Introduction to Crowdsourcing
Crowdsourcing, a term that was coined by Jeff Howe of Wired Magazine, is used to describe the procedure of outsourcing to a large body of independent workers rather than through a single entity or company. Crowdsourcing allows a company to connect with a widespread network of talent, but foregoes many of the quality controls that usually exist when outsourcing to a single company.
Companies that Crowdsource
Since 2005, crowdsourcing has become very popular for both governments and businesses to gather data and opinions. Crowdsourcing is primarily used to complete small tasks or receive small bits of information, as larger and more complex tasks are not well-suited to the platform. Run by Amazon.com, the “Mechanical Turk” crowdsourcing platform is one of the largest open crowdsourcing platforms in the world.
Types of Crowdsourcing
There are many types of crowdsourcing, and not all are done with financial motives. Crowdvoting or polling is often used as a method for getting information from crowds about their opinions, while creative crowdsourcing involves numerous individuals in a creative work. On the other end of the spectrum, crowdfunding is a special type of crowdsourced product that is used as a method for generating funds: crowdfunding seeks small amounts from many individuals to fund businesses, creative projects, charities and more.

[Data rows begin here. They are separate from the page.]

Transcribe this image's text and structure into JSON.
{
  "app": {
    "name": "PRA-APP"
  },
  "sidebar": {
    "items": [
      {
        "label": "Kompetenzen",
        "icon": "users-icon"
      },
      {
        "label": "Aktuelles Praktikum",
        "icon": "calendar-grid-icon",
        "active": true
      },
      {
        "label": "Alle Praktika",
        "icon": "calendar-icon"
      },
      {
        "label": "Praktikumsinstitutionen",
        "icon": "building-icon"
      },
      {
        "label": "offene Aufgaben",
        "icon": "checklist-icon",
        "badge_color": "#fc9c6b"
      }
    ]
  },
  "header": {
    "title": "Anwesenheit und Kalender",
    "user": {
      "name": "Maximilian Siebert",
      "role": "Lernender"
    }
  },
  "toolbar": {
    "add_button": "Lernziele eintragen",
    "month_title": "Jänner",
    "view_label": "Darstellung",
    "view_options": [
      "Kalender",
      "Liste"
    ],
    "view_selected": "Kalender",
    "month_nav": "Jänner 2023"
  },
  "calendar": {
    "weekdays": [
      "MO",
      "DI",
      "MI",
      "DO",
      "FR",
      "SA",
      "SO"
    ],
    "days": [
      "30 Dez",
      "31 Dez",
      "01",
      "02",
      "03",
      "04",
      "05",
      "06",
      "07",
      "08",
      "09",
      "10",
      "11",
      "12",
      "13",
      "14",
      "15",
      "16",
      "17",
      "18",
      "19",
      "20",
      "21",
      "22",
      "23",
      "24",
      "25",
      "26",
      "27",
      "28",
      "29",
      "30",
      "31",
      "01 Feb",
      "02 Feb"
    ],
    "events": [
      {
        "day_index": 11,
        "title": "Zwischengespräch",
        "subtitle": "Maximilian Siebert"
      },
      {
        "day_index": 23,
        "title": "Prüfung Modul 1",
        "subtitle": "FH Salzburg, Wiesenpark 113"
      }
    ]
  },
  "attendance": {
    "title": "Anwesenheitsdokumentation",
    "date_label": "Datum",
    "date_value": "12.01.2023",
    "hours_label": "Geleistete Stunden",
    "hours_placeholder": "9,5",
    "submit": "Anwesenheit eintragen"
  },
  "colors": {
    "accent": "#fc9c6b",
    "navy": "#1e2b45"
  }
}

As far as tasks go, crowdsourcing tasks usually occur on either the macro or micro scale. Microwork denotes very small amounts of work for very low amounts of pay, and is what the popular platform “Mechanical Turk” does. Macrowork is a larger amount of work that requires specialized skills and usually takes much longer. Crowdsourcing is more popular with microwork than macrowork.
Major Concerns With Crowdsourcing
The main drawback of crowdsourcing is a lack of quality control. Especially with microwork, crowdsourcing tends to be of a very low quality–it’s mostly suited towards work that does not have to be done accurately but simply needs to get done. Crowdsourcers themselves have their own set of concerns, mostly ethical and financial: crowdsourcers tend to be from low income economies and some believe that their willingness to work for such low rates is being unfairly capitalized upon.
Many workers that complete crowdsourced tasks are making less than the minimum wage in their region, but because crowdsourcing is a global network there are no protections for the workers. The workers are also independent contractors, leaving them responsible for their own taxation. All of these factors together have led some to conclude that crowdsourcing leads to the exploitation of developing countries while devaluing the work of those in developed countries.